A new study has found that SME’s are failing to report more than £260m of fraud every year. A report carried out by law firm Slater and Gordon discovered that a huge 18% of SME’s that fell victim to scams, did not alert the authorities.
The reasons for not reporting the fraudulent activity are varied with 64% of the silent companies saying that the SME’s didn’t report the fraud because they were fearful that it would cause irreparable damage to their reputation. They were also reluctant to hire a specialist to assist with the recovery of the money as there was an assumption that this would be expensive. Half of SME’s involved said that the total amount of money that was defrauded was too little to warrant action.

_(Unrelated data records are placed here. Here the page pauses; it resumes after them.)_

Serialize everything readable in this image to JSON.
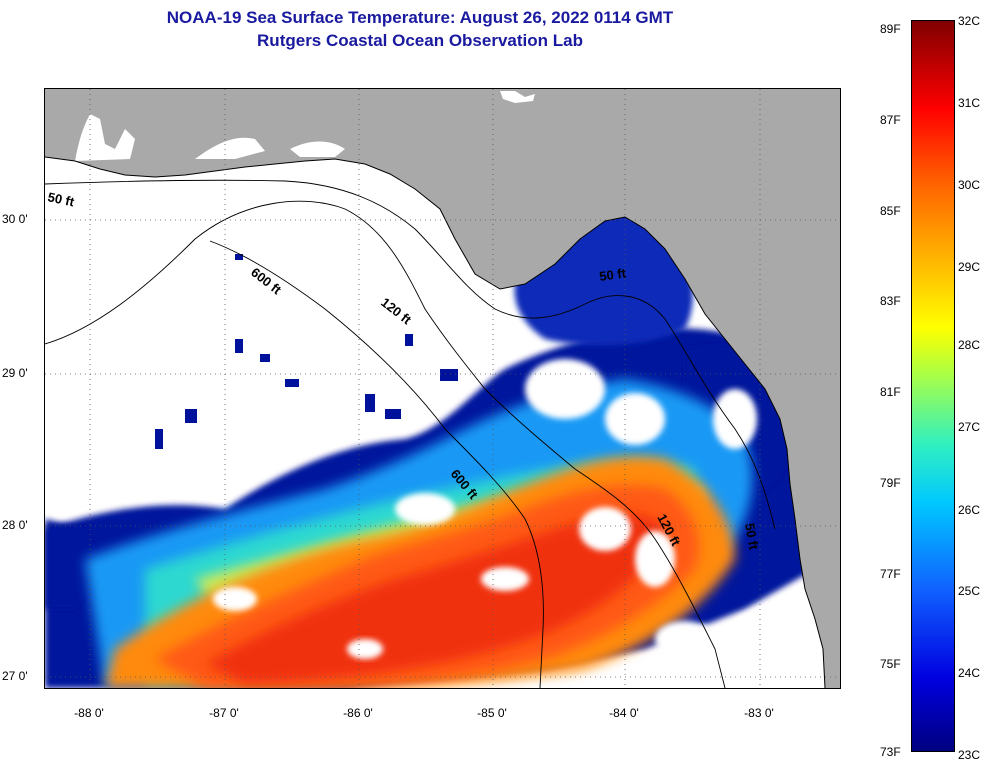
{
  "title": {
    "line1": "NOAA-19 Sea Surface Temperature:  August 26, 2022 0114 GMT",
    "line2": "Rutgers Coastal Ocean Observation Lab"
  },
  "axes": {
    "latitude_labels": [
      "30 0'",
      "29 0'",
      "28 0'",
      "27 0'"
    ],
    "longitude_labels": [
      "-88 0'",
      "-87 0'",
      "-86 0'",
      "-85 0'",
      "-84 0'",
      "-83 0'"
    ]
  },
  "depth_contours": [
    "50 ft",
    "600 ft",
    "120 ft",
    "50 ft",
    "600 ft",
    "120 ft",
    "50 ft"
  ],
  "colorbar": {
    "fahrenheit": [
      "89F",
      "87F",
      "85F",
      "83F",
      "81F",
      "79F",
      "77F",
      "75F",
      "73F"
    ],
    "celsius": [
      "32C",
      "31C",
      "30C",
      "29C",
      "28C",
      "27C",
      "26C",
      "25C",
      "24C",
      "23C"
    ]
  },
  "colors": {
    "title": "#1a1aa0",
    "land": "#a9a9a9",
    "cloud": "#ffffff",
    "cold": "#00129c",
    "warm": "#ff5a14"
  }
}
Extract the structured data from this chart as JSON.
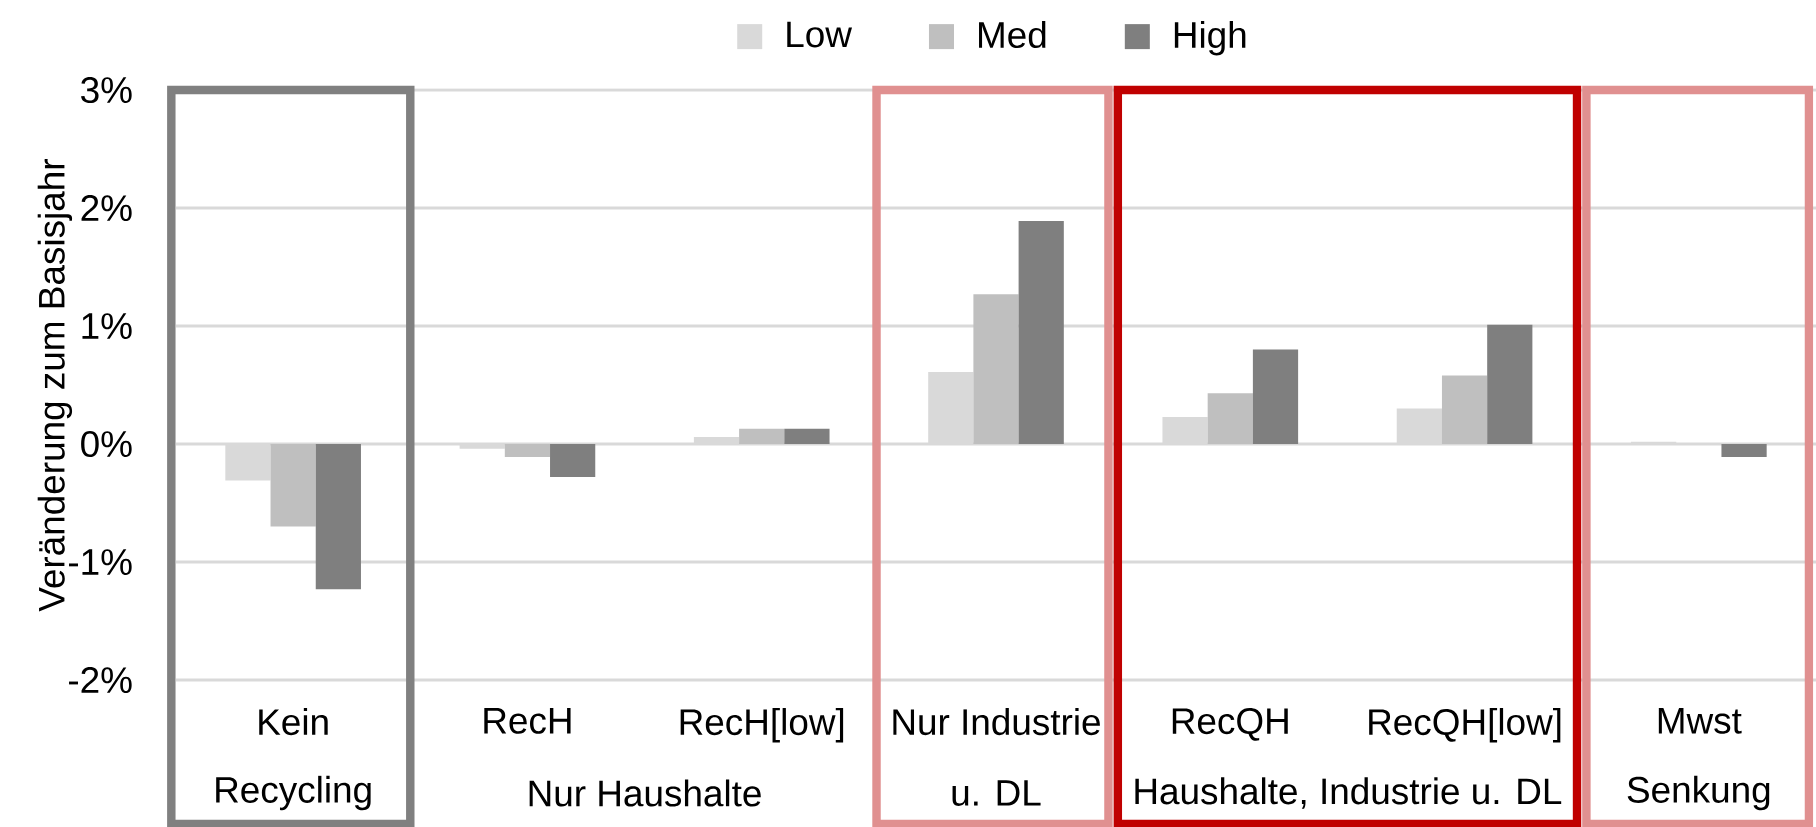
{
  "chart_data": {
    "type": "bar",
    "ylabel": "Veränderung zum Basisjahr",
    "categories": [
      "Kein",
      "RecH",
      "RecH[low]",
      "Nur Industrie",
      "RecQH",
      "RecQH[low]",
      "Mwst"
    ],
    "series": [
      {
        "name": "Low",
        "color": "#d9d9d9",
        "values": [
          -0.31,
          -0.04,
          0.06,
          0.61,
          0.23,
          0.3,
          0.02
        ]
      },
      {
        "name": "Med",
        "color": "#bfbfbf",
        "values": [
          -0.7,
          -0.11,
          0.13,
          1.27,
          0.43,
          0.58,
          null
        ]
      },
      {
        "name": "High",
        "color": "#7f7f7f",
        "values": [
          -1.23,
          -0.28,
          0.13,
          1.89,
          0.8,
          1.01,
          -0.11
        ]
      }
    ],
    "ylim": [
      -2,
      3
    ],
    "yticks": [
      {
        "value": -2,
        "label": "-2%"
      },
      {
        "value": -1,
        "label": "-1%"
      },
      {
        "value": 0,
        "label": "0%"
      },
      {
        "value": 1,
        "label": "1%"
      },
      {
        "value": 2,
        "label": "2%"
      },
      {
        "value": 3,
        "label": "3%"
      }
    ],
    "grid": "y",
    "legend": "top",
    "annotations": [
      "Recycling",
      "Nur Haushalte",
      "u. DL",
      "Haushalte, Industrie u. DL",
      "Senkung"
    ]
  }
}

Worryingly, it seems that knowledge is lacking when it comes to protecting our businesses against fraud, with 57% of SME bosses not carrying out fraud audits and internal stress tests furthermore 54% said that they were unaware of the regulatory duties required to prevent fraud. It seems that this may be where SME’s need to invest over the coming years to avoid making further losses at the hands of scammers and fraudsters.
Craig McAdam, head of dispute resolution at Slater and Gordon, said, “The impact on the wider economy of these frauds going unchallenged should not be underestimated.
“Small and medium sized enterprises are the backbone of the British economy and the loss of several thousands of pounds to a company can mean the difference between being able to invest and innovate or not. Having robust infrastructures can be crucial in stopping a fraud before it’s too late.”
On average, SME’s were targeted by fraudsters three times in the last year with a third of fraud cases reportedly being carried out internally by employees. Common types of fraud include false invoicing, exaggerated expense claims and CEO fraud.